I would argue that the 'degraded' stuff is a valid but different critique - and in fact is covered in a completely separate part of the article at some length.
I think we are in agreement. I was responding to the comment that stated "BTRFS delivers „classic“ RAID1 and more/better.", which is what I am disagreeing with. Requiring that mount options be changed whenever there is a drive failure (despite having sufficient redundancy) is definitely an anti-feature in my book.
There’s no need for changing mount options. If you want to allow mounting of degraded arrays, just put the degraded option there from the start.
That sounds to me like it was originally set up that way early in development because they wanted people to give immediate manual attention to a system before booting it in that state.

If btrfs is mature enough that it's "safe" to boot missing a disk now I think either the defaults or the documentation probably want changing to make that clearer.

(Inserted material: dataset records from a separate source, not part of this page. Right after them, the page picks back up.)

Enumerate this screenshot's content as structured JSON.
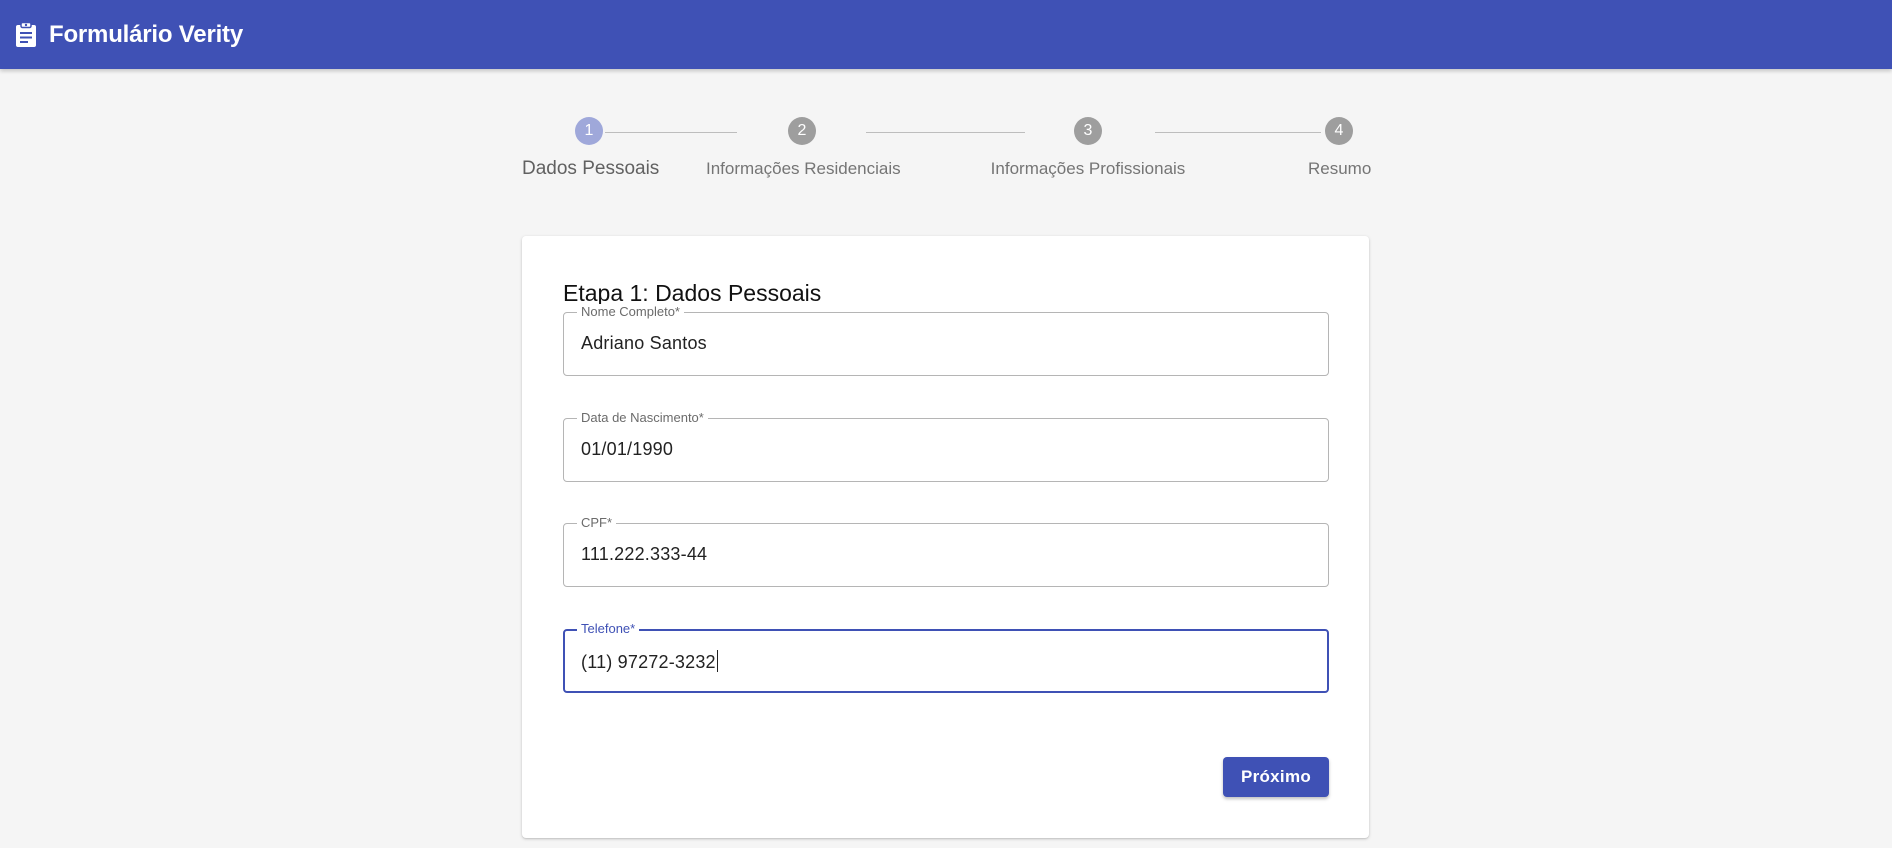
{
  "app": {
    "title": "Formulário Verity",
    "logo_icon": "clipboard-icon",
    "primary_color": "#3f51b5"
  },
  "stepper": {
    "active_step": 1,
    "steps": [
      {
        "number": "1",
        "label": "Dados Pessoais"
      },
      {
        "number": "2",
        "label": "Informações Residenciais"
      },
      {
        "number": "3",
        "label": "Informações Profissionais"
      },
      {
        "number": "4",
        "label": "Resumo"
      }
    ]
  },
  "form": {
    "title": "Etapa 1: Dados Pessoais",
    "fields": [
      {
        "label": "Nome Completo*",
        "value": "Adriano Santos"
      },
      {
        "label": "Data de Nascimento*",
        "value": "01/01/1990"
      },
      {
        "label": "CPF*",
        "value": "111.222.333-44"
      },
      {
        "label": "Telefone*",
        "value": "(11) 97272-3232",
        "focused": true
      }
    ],
    "next_label": "Próximo"
  }
}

Like, I get "oh just add this option" as a response but in this case the fact distros don't default to adding it and the docs don't say "sure, do that" somewhere prominent mean I'm allowed to be a bit worried about how safe it actually is.

Whether to include the degraded option by default is a policy choice that's far beyond the purview of filesystem developers, and not something that most distros can give a clear answer to, either. It boils down to a question of the end user's use cases and risk tolerance. But it seems pretty reasonable to state that a loss of redundancy should either be handled by the user, or by a piece of software sitting between the user and the filesystem itself and acting in accordance with the user's preferences. Silently continuing to operate but with less safety than the user originally requested is the kind of dangerous that should be an opt-in feature, not a default.

Moving the decision into the filesystem itself only makes sense if the filesystem is equipped to enact mitigating actions such as claiming a hot spare as the replacement device, notifying the user/sysadmin through whatever logging/reporting mechanism is actually monitored by a human, signalling applications like load balancers to stop relying on this particular machine if a healthy alternative is available, etc.

(There's also an implementation detail that can trip up users who are trying to live dangerously: you're not supposed to mount a degraded btrfs array as writable until you're prepared to fix the problem making it degraded—such as by providing the devices needed to restore redundancy, or converting it to not be a redundant array anymore.)